Se si vuole conoscere, se si vuole capire Gesù, prima bisogna essere disposti a farsi guarire. Nel mio ministero incrocio tanti che sono incuriositi da Gesù, sono interessati a quello che può dire e dare Gesù, sono d’accordo con le cose che insegna Gesù. Ma non sono disposti a guardare cosa c’è nel profondo del loro cuore, vogliono solo fare discussioni su Gesù, perciò guai ad aiutarli a scoprire che sono ammalati e hanno bisogno della sua cura.
No, di quello hanno bisogno gli altri, loro no. Per questo, anche se magari vivono vicini, come cristiani, in tutti i luoghi e gli spazi della chiesa di Gesù, fanno parte di quei loro di cui si dice nel vangelo di oggi. E dopo questa riflessione sorge spontanea la domanda: ed io? Sono tra i voi a cui Gesù dice che è dato conoscere i misteri del regno dei Cieli? Oppure sono tra i loro a cui non è dato? Esiste un primo criterio inconfondibile per sapere se sono tra questi o quelli.

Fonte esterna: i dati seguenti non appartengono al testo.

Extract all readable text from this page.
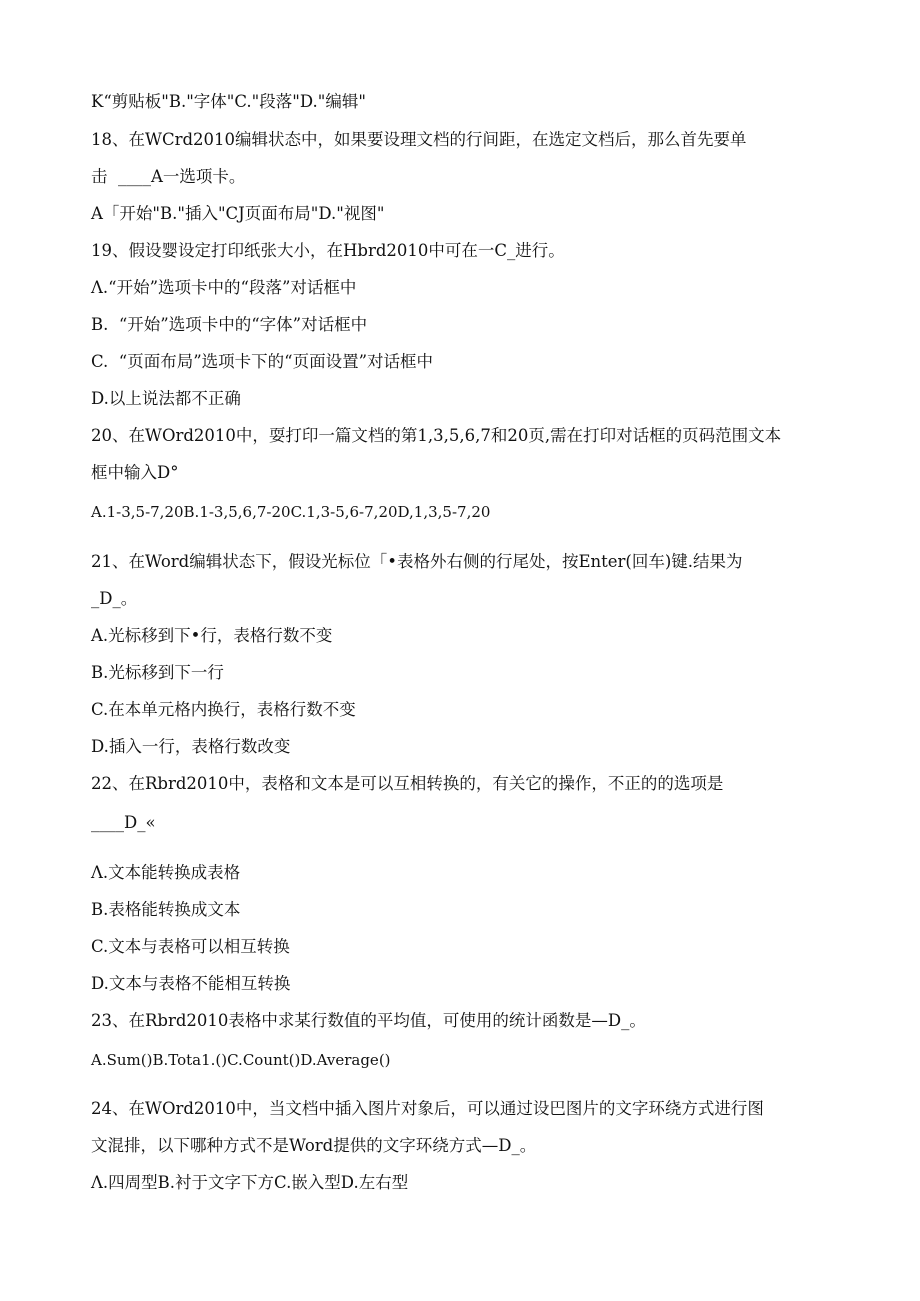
K“剪贴板"B."字体"C."段落"D."编辑"
18、在WCrd2010编辑状态中，如果要设理文档的行间距，在选定文档后，那么首先要单
击  ____A一选项卡。
A「开始"B."插入"CJ页面布局"D."视图"
19、假设婴设定打印纸张大小，在Hbrd2010中可在一C_进行。
Λ.“开始”选项卡中的“段落”对话框中
B.  “开始”选项卡中的“字体”对话框中
C.  “页面布局”选项卡下的“页面设置”对话框中
D.以上说法都不正确
20、在WOrd2010中，耍打印一篇文档的第1,3,5,6,7和20页,需在打印对话框的页码范围文本
框中输入D°
A.1-3,5-7,20B.1-3,5,6,7-20C.1,3-5,6-7,20D,1,3,5-7,20
21、在Word编辑状态下，假设光标位「•表格外右侧的行尾处，按Enter(回车)键.结果为
_D_。
A.光标移到下•行，表格行数不变
B.光标移到下一行
C.在本单元格内换行，表格行数不变
D.插入一行，表格行数改变
22、在Rbrd2010中，表格和文本是可以互相转换的，有关它的操作，不正的的选项是
____D_«
Λ.文本能转换成表格
B.表格能转换成文本
C.文本与表格可以相互转换
D.文本与表格不能相互转换
23、在Rbrd2010表格中求某行数值的平均值，可使用的统计函数是—D_。
A.Sum()B.Tota1.()C.Count()D.Average()
24、在WOrd2010中，当文档中插入图片对象后，可以通过设巴图片的文字环绕方式进行图
文混排，以下哪种方式不是Word提供的文字环绕方式—D_。
Λ.四周型B.衬于文字下方C.嵌入型D.左右型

Le stesse parole di Gesù ce lo indicano: ma beati i vostri occhi perché vedono e i vostri orecchi perché ascoltano. 17In verità io vi dico: molti profeti e molti giusti hanno desiderato vedere ciò che voi vedete, ma non lo videro, e ascoltare ciò che voi ascoltate, ma non lo ascoltarono! Se hai sentito dentro te nascere lo stupore davanti a queste o altre parole del vangelo, non temere. Ma se non ti stupisci più di Gesù e delle sue parole, meglio temere, credimi. Chi ha orecchi, ascolti!